I've been running at night and since no one will go with me, I take my demon possessed dog. The only positive thing about it is he pulls me most of the way. Anyway, we have just finished out nightly run (ok, I confess, walk/run) and he really did a great job. So, like an idiot, I let him off the lead. He stayed with me for about 2.5 seconds. Then like a flash he darts to the left and is out of sight. Dang it. It's dark and I can't see a thing. I start screeching like a howler monkey to get him to come back. Nothing. Dang it. Then I see him, wait no, what is that? It's too small to be Jax. And it's black, and is has.....................a white stripe down it's back.

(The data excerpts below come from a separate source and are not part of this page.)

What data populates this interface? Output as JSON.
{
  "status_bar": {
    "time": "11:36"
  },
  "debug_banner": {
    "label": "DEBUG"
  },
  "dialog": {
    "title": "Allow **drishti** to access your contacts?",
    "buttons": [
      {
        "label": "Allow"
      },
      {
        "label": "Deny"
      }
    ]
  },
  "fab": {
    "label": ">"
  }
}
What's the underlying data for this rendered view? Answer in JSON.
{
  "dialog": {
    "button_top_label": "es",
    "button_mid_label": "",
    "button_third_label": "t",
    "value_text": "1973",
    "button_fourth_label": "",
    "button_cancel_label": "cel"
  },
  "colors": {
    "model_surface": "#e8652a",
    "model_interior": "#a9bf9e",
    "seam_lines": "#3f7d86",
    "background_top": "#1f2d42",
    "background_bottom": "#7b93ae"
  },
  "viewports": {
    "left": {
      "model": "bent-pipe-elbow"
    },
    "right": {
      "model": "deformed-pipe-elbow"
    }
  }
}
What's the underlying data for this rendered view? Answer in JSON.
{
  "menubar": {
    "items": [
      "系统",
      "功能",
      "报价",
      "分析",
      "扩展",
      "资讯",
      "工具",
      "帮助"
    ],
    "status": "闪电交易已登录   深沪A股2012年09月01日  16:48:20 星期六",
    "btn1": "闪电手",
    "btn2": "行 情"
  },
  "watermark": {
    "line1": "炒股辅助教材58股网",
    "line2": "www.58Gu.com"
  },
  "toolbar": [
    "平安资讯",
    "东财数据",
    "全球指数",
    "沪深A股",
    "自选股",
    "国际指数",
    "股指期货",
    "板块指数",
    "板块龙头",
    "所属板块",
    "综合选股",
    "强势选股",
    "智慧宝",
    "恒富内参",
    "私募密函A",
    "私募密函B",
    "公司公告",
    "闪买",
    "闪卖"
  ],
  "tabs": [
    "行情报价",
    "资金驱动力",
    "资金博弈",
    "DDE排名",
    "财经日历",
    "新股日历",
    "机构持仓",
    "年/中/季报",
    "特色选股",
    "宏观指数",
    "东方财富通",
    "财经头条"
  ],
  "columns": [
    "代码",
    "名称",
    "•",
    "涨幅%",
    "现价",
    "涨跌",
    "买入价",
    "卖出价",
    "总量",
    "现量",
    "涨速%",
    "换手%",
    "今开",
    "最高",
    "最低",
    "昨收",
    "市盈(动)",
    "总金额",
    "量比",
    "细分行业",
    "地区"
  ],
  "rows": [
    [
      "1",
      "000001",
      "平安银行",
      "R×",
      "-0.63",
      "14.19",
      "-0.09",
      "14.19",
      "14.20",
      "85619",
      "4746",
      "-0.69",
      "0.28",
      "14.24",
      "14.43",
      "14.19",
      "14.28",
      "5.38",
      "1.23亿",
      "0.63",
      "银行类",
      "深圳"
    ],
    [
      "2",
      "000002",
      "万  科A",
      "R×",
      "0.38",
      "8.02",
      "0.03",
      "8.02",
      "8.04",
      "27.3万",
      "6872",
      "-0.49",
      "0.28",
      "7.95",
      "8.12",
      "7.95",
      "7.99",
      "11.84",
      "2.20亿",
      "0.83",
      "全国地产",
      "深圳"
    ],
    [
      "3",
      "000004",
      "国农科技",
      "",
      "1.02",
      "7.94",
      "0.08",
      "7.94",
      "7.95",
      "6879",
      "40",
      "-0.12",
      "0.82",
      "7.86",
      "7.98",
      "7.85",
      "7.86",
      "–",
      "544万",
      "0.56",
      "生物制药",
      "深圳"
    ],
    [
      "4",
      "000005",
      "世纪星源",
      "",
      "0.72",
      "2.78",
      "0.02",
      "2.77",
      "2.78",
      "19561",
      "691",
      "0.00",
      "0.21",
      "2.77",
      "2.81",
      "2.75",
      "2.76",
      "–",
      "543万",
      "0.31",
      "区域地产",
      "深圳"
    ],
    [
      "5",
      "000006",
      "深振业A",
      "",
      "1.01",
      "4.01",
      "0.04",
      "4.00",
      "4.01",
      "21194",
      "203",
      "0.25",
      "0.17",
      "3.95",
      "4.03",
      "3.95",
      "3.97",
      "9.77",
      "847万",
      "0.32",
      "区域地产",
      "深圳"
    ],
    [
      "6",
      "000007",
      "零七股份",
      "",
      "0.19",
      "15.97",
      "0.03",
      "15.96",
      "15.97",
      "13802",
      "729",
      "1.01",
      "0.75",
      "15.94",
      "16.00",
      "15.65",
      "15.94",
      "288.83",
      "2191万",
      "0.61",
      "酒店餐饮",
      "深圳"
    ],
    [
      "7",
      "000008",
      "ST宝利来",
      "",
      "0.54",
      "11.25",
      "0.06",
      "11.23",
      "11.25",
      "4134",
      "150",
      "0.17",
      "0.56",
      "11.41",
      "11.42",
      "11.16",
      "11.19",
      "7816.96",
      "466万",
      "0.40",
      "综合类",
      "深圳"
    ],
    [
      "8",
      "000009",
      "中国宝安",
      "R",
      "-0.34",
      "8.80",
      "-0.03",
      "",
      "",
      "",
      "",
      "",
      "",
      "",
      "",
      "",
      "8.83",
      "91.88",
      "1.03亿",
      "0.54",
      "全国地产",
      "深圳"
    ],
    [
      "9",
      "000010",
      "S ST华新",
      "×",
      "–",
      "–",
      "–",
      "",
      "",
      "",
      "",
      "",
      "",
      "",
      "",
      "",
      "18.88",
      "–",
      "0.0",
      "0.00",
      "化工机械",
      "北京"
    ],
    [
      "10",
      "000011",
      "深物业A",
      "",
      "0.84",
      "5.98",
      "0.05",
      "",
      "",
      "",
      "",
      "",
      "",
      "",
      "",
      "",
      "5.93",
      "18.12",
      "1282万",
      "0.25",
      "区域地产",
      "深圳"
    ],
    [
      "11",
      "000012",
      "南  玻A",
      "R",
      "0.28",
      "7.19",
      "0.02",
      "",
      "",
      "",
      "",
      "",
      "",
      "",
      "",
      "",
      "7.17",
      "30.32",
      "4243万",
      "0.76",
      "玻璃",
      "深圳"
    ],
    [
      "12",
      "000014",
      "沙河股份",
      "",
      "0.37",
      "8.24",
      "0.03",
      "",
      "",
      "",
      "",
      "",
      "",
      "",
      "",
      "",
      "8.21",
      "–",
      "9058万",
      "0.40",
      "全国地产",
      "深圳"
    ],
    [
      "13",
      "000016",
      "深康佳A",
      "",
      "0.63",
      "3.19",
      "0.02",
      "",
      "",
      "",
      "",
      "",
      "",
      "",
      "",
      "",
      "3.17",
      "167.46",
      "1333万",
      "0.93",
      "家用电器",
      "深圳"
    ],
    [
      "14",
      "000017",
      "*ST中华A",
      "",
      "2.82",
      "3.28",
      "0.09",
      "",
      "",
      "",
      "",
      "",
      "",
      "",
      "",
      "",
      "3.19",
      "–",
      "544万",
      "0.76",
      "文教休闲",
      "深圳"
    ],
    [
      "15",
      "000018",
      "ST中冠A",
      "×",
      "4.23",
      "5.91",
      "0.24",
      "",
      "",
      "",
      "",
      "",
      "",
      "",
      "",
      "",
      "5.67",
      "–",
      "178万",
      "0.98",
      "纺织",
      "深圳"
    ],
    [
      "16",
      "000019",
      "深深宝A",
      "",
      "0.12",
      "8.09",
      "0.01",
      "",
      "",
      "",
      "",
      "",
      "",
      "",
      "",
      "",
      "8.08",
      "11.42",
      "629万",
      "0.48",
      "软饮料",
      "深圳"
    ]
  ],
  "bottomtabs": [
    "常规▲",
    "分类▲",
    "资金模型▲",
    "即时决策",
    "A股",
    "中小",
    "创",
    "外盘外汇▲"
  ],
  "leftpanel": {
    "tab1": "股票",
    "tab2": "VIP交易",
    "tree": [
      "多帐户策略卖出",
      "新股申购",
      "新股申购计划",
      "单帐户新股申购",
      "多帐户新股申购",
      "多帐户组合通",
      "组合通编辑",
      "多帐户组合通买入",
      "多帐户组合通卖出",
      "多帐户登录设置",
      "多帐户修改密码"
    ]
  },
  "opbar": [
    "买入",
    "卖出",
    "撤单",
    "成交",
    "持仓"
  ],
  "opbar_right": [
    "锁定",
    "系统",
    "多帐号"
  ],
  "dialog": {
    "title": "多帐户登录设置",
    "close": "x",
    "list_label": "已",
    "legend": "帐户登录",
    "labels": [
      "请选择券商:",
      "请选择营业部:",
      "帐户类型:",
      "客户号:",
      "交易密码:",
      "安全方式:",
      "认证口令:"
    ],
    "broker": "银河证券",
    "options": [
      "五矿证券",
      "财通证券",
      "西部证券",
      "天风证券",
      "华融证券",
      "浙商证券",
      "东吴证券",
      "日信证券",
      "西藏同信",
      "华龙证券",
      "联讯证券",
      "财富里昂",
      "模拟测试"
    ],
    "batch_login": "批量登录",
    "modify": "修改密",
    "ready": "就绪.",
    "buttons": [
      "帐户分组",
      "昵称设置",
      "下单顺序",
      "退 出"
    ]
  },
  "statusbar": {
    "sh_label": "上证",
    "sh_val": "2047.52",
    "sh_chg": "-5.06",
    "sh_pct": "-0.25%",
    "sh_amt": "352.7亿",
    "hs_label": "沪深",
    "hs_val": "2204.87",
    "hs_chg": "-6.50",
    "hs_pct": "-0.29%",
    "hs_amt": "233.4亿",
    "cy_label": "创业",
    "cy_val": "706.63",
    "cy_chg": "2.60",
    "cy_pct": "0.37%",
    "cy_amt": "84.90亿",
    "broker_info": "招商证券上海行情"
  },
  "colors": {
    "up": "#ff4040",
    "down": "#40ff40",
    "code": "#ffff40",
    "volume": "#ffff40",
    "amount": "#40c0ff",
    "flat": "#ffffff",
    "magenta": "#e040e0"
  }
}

Dang it.
I am screaming "NO NO NO NO NO!!!!" and it did no no no no no good. Next thing I know, here comes the dog tearing around the corner and right into me. OH GROSS. I am now covered in skunk. Yep, I smell like, well, skunk. I'm am thoroughly saturated. Fan-freakin-tastic.
Long story short, I have spent the last hour or so hosing down the dog and myself. My husband will not come near me and my kid almost puked when I came near her. I truly believe he has been waiting for a legitimate excuse to avoid me without consequence for the last ten years. Here ya go honey. Take advantage. LOL!
Well, I'm off to take yet another shower and burn my clothes. Maybe I should just fill the inflate-a-pool up with tomato sauce and just splash around in that for awhile. Will see.